Podlesak's research is based on birds caught on Block Island, R.I., one of the major sites on the East Coast where birds stop to feed during their southward migration each fall. He captures yellow-rumped warblers, white-throated sparrows, ruby crowned kinglets, golden crowned kinglets and gray catbirds in nets, and takes breath, blood and feather samples before releasing the birds back into the wild.

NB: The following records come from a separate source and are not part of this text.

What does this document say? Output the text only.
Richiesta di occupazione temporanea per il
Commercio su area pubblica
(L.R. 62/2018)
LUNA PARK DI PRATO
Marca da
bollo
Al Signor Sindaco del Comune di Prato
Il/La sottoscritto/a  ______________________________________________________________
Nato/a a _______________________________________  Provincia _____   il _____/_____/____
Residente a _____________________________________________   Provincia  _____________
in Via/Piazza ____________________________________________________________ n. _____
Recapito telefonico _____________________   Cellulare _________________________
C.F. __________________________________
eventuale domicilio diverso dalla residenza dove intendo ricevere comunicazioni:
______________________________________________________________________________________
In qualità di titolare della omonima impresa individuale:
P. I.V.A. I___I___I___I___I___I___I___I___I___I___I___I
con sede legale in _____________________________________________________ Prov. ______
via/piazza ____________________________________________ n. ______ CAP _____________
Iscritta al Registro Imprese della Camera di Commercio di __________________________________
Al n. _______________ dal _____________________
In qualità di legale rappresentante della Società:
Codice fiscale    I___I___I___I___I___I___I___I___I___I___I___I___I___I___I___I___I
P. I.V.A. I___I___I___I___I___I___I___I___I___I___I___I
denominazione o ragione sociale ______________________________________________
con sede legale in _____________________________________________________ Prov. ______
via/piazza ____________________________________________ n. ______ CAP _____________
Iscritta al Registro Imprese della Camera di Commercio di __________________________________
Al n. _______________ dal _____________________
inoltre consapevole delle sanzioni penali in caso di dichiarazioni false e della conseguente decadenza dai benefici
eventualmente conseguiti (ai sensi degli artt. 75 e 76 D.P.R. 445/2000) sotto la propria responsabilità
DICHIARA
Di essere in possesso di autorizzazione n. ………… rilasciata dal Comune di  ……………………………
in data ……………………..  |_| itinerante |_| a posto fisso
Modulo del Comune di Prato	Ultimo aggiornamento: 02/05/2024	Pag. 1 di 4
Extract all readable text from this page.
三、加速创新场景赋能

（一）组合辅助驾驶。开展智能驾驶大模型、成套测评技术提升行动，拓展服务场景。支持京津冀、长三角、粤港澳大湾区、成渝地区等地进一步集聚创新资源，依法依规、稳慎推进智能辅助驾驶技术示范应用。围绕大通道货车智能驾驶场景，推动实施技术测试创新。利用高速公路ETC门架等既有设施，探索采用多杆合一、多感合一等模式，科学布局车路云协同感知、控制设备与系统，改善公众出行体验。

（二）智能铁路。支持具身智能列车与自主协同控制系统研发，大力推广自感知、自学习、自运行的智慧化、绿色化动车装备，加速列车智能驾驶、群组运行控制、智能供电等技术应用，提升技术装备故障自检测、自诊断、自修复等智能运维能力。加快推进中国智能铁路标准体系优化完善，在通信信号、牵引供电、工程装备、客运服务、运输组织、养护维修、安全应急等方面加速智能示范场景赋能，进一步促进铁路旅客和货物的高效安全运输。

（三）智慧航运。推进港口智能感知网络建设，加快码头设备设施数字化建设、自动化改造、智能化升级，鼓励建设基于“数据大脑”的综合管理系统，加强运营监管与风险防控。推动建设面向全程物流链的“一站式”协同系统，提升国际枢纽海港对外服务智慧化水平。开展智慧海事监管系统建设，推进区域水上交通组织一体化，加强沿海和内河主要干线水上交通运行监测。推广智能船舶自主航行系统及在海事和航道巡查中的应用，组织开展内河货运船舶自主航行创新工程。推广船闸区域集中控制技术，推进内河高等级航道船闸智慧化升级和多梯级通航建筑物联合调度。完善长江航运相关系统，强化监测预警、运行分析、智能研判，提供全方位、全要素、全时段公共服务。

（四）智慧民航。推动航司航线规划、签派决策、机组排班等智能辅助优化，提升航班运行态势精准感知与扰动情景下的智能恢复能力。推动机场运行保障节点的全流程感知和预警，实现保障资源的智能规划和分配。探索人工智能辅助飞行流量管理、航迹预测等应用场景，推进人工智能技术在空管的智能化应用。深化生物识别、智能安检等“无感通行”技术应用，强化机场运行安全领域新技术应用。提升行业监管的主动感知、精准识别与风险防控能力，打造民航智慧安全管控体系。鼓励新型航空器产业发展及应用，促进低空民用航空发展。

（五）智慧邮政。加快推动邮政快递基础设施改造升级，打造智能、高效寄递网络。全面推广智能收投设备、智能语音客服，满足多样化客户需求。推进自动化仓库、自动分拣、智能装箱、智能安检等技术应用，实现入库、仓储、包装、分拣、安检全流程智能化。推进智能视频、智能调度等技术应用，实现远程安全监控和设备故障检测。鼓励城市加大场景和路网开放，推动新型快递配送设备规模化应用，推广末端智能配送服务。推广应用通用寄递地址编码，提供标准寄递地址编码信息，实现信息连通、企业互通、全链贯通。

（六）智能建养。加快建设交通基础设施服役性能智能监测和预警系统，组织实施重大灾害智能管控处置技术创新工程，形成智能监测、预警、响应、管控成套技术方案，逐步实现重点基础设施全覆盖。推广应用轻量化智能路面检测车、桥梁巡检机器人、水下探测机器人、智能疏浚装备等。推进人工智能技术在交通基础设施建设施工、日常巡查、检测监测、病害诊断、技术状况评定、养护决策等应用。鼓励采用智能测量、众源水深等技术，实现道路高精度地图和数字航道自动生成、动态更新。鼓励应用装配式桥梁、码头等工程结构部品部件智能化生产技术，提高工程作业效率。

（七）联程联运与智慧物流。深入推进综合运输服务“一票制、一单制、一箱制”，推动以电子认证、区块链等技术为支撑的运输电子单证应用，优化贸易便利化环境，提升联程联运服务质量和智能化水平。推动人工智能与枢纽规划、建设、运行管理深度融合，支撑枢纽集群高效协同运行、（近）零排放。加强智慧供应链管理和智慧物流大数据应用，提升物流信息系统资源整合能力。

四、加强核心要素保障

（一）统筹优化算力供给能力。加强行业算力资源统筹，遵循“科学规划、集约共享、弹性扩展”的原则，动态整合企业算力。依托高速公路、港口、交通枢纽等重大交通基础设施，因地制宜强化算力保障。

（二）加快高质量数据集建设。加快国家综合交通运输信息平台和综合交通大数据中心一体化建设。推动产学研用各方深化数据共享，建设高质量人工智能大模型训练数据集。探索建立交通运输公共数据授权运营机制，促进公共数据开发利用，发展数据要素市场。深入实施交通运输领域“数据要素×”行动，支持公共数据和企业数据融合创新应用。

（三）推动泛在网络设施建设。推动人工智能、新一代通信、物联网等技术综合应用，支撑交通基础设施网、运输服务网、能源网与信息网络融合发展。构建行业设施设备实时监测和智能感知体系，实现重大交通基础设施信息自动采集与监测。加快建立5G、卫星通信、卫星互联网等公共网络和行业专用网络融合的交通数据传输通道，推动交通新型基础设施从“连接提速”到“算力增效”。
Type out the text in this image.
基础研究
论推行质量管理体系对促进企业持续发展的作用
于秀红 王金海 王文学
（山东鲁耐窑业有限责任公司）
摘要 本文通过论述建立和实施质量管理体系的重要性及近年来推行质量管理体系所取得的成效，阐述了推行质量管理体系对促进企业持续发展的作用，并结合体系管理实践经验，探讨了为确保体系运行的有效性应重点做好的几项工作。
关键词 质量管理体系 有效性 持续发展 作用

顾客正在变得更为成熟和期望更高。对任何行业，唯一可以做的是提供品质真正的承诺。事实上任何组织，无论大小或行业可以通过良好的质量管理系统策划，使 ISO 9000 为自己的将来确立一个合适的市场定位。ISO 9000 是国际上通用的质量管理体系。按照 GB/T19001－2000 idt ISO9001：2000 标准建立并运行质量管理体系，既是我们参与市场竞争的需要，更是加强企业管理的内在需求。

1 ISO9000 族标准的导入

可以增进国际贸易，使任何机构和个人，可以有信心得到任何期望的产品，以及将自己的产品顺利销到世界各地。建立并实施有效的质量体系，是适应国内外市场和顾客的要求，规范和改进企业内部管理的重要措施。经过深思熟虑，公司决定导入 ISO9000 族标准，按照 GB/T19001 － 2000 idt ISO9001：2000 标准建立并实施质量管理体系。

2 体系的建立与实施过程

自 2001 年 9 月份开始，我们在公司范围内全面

His results so far have been insightful and have raised additional questions. Yellow rumped warblers, for instance, are known to primarily eat bayberry on migration. But in each of the last two years, Podlesak caught a number of warblers that ate something very different than was expected. He wonders if the birds stopped somewhere out of the ordinary or if there is an unknown migratory stopover site that provides the birds with an unusual diet.

Podlesak also discovered that some white-throated sparrows switched their diet during migration from insects and berries to corn, suggesting that the birds ate at bird feeders. This raises questions about the importance of feeders to the birds as they migrate. Podlesak hopes to answer questions about both species with additional research. Funding for his research comes from the National Science Foundation, the URI Agriculture Experiment Station, Sigma Xi, and The Nature Conservancy, which is protecting the coastal scrub habitat on Block Island where Podlesak conducts his field work.